まずGROW(グロウ)を展開するサーヴォの話からさせてもらおう。2019年に社名変更した同社の旧名は「サンペックスイスト」で、2014年にサンペックスとイストが合併してできた会社。サンペックスはフード系白衣のメーカーで、イストは婦人服専門店・鈴屋にルーツを持つ事務服メーカーであり、GROWはこのイスト時代から続いている歴史あるブランドなのだ。飲食店やフード工場ユニフォームのブランド「サーヴォ」としては去年の月刊まいど屋でレポートをお伝えしているが、事務服特集に登場してもらうのは3年ぶりになる。7月に秋冬コレクションを発表したばかりとあって馬喰町のオフィスはどこか慌ただしい雰囲気。さっそく対応してくれた営業の塚本夕海さんとデザイナーの山口祥枝さんに挨拶する。「去年の取材では東京五輪の話で盛り上がってましたけど、まさかこんな世の中になるなんて……」。マスク姿で大きくうなずく2人。しかし、パンデミックだろうが何だろうが凹んではいられない。この国に事務服で働く女性がいる限り!
グロウ
スカートのウエストはゴム仕様
ポケットはフタが入り込まない形状
●GROWの模索と変化
「ここ数年のグロウはちょうど変化の時期だったんですよ。4、5年前までは、医療や金融業界をターゲットにしていたので黒無地が多かったのですが、3年くらい前からは"おもてなし系"というか、ホテルやデパートといった接客の現場で使えるエレガントな商品に力を入れてきました。背景にはオフィスでの制服需要の先細りと、東京五輪で訪日客が増えるだろうといった展望がありました。従来の事務服にはなかった目新しい色味や着こなし、プリントなどにトライし、ユニフォームとしての広がりを模索していたんです」
と、直近のグロウの展開を語るのは山口さん。一般アパレル出身なのでレディースウェアの全体像を見る広い視野を持っている。模索の数年間を抜けつつあるタイミングで予期せぬコロナ時代に突入してしまった今、どんなことを感じているのだろう?

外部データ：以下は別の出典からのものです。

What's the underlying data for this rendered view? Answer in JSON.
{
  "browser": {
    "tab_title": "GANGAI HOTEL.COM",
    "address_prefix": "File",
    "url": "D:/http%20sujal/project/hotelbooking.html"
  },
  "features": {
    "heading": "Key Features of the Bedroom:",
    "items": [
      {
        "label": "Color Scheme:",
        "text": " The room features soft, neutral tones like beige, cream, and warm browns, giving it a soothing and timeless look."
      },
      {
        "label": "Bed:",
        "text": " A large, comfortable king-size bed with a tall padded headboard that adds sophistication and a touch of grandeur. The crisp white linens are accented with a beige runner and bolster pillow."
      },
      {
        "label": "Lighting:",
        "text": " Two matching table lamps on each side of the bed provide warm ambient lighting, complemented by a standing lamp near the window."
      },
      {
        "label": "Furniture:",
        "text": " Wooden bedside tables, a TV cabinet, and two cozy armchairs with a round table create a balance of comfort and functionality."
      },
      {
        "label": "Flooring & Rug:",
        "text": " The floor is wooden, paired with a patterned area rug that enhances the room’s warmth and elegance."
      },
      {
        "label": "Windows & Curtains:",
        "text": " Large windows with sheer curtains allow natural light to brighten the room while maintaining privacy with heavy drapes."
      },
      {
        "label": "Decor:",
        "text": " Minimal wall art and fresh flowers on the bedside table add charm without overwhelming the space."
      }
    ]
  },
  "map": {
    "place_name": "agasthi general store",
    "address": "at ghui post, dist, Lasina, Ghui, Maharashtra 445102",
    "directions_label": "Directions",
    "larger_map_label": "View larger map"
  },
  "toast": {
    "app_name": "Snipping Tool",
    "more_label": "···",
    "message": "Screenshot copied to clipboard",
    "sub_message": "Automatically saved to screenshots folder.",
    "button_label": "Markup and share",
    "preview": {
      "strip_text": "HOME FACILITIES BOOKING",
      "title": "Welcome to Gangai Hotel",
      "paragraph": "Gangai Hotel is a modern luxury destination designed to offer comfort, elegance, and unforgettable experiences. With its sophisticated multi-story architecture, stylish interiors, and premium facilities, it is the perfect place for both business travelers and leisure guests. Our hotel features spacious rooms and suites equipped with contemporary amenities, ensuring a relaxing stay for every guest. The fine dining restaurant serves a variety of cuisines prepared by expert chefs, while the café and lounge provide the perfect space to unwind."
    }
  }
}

「ここ数年の潮流として、ユニフォーム選びが『着用者目線』に変わるのを感じていました。制服を導入する企業が『従業員にこういうのを着てほしい』『スタッフをこう見せたい』という話じゃなくて、着る側、つまり働く女性が本気で着たいユニフォームを選ぶ。そんな時代になってきたということです。着たいものを着るとなると当然、デザイン的にも一般の婦人服に近づいてくる。働く女性の年齢層が上がってきているのもあって、コンシャスなものより着心地のいいゆったりしたシルエットが好まれるし、機能面でも、防シワ、ノーアイロンといった着る人にとってのメリットがハッキリしないと受け入れてもらえません」
そして、今後はこのような傾向にさらに拍車がかかるというのが山口さんの見立てだ。
「コロナ後には、ますます機能志向が強まるんじゃないでしょうか。極端な言い方をすれば、着用者にとって必要な服だけが残っていくようなイメージです。作り手である私たちも、もっと着る人が困っていることに目を向けてユニフォームを作っていかないと通用しないのでは、と危機感を持っています。オフィスウェアは着飾るものというより、機能を提供するものになっていくのではないか、と。」
華やかに見える事務服の世界だが、「デザインが気に入ったから」「見た目がかわいいから」といった理由で売れる時代は、終わりに向かっていくのかもしれない。
●制服+自由な着こなし
このように模索を重ねる一方、GROWがユーザーに提案し続けていることにコーディネートの楽しみがある。ややもすると「みんな同じ」「毎日同じ」というユニフォームの概念とはかけ離れる感もあるが、一体どういう意図があるのだろう?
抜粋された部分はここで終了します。